The following day I am out grocery shopping and you know when you feel like someone is looking at you? I had that feeling and I look over and there is a sweet little baby girl, about six months old sitting in her car seat, reaching her arms out to me, giggling and laughing. Her forehead was large and her huge blue eyes were separated. She took my breath away. I moved forward to look at her and started weeping, just then the mother turned around and I told her how beautiful her baby was. She said, “Really?”. It broke my heart as I felt nobody had ever said that to her before. I immediately called Jeff and told him the story and that I wanted to cancel the amnio. I didn’t need to be prepared…. to love a child. I then called our birth mom and shared the same news and we cried together….i think more tears of joy.

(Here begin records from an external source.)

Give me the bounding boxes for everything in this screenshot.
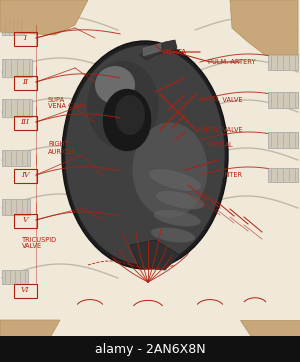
Text: PULM. VALVE: PULM. VALVE bbox=[200, 97, 242, 103]
Ellipse shape bbox=[133, 122, 208, 218]
FancyBboxPatch shape bbox=[2, 99, 32, 117]
FancyBboxPatch shape bbox=[2, 17, 24, 35]
Text: - INTER: - INTER bbox=[218, 172, 242, 178]
Ellipse shape bbox=[148, 169, 202, 191]
FancyBboxPatch shape bbox=[268, 92, 298, 108]
Ellipse shape bbox=[151, 227, 195, 243]
FancyBboxPatch shape bbox=[268, 132, 298, 148]
Ellipse shape bbox=[115, 95, 145, 135]
FancyBboxPatch shape bbox=[2, 150, 30, 166]
Polygon shape bbox=[130, 240, 180, 270]
Text: VI: VI bbox=[21, 286, 29, 294]
Ellipse shape bbox=[155, 191, 205, 209]
Ellipse shape bbox=[95, 66, 135, 104]
Ellipse shape bbox=[103, 89, 151, 151]
Text: - MITRAL: - MITRAL bbox=[204, 142, 233, 148]
Text: RIGHT
AURICLE: RIGHT AURICLE bbox=[48, 142, 76, 155]
Polygon shape bbox=[240, 320, 300, 338]
Text: III: III bbox=[20, 118, 29, 126]
Polygon shape bbox=[0, 320, 60, 338]
Text: AORTIC VALVE: AORTIC VALVE bbox=[196, 127, 243, 133]
Ellipse shape bbox=[153, 210, 201, 227]
Text: alamy - 2AN6X8N: alamy - 2AN6X8N bbox=[95, 342, 205, 355]
Ellipse shape bbox=[62, 41, 228, 269]
Ellipse shape bbox=[65, 45, 225, 265]
Text: I: I bbox=[23, 34, 26, 42]
Polygon shape bbox=[230, 0, 298, 55]
FancyBboxPatch shape bbox=[2, 199, 30, 215]
Text: SUPA
VENA CAVA: SUPA VENA CAVA bbox=[48, 97, 86, 109]
Text: V: V bbox=[22, 216, 28, 224]
Text: AORTA: AORTA bbox=[163, 49, 187, 55]
FancyBboxPatch shape bbox=[268, 54, 298, 70]
Text: IV: IV bbox=[21, 171, 29, 179]
FancyBboxPatch shape bbox=[2, 59, 32, 77]
FancyBboxPatch shape bbox=[2, 270, 28, 284]
Polygon shape bbox=[0, 0, 88, 35]
FancyBboxPatch shape bbox=[268, 168, 298, 182]
Ellipse shape bbox=[87, 61, 159, 149]
Bar bbox=[0, 336, 300, 362]
Polygon shape bbox=[140, 40, 177, 60]
Text: II: II bbox=[22, 78, 28, 86]
Text: PULM. ARTERY: PULM. ARTERY bbox=[208, 59, 256, 65]
Text: TRICUSPID
VALVE: TRICUSPID VALVE bbox=[22, 236, 57, 249]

Our 20 week ultrasound revealed God’s protection on this precious little baby. She…yes, SHE was perfect in every way. My dream of having a girl was coming true. After that, our house turned into one big pink poof ball and Jeff loved it as much as I did.
Grace Elizabeth was born on June 14th, 2001. Flag Day! We always tell her the flags are flying high because of her.
The verse that comes to mind when I think of her birth is:
He has given me a new song to sing, a hymn of praise to our God. Many will see what He has done and be amazed. They will put their trust in the Lord. Psalm 40:3My aching arms were filled with the most beautiful little miracle….our Amazing Grace.
She turned the big double digits this year! Two whole handfuls! We can hardly believe it! She is full of life, smart, beautiful and has such a tender heart. We love you Grace and so proud of who you are becoming!
aw, you're making me cry! so sweet. Glad that God chose you and Jeff to be Grace's mommy and daddy! xxoo
ReplyDeleteYep, I'm crying too. Thanks for sharing about your miracle Grace. :-) She is just as beautiful as the pics I remember from her first days of life. Happy "Birth"day to all of you!!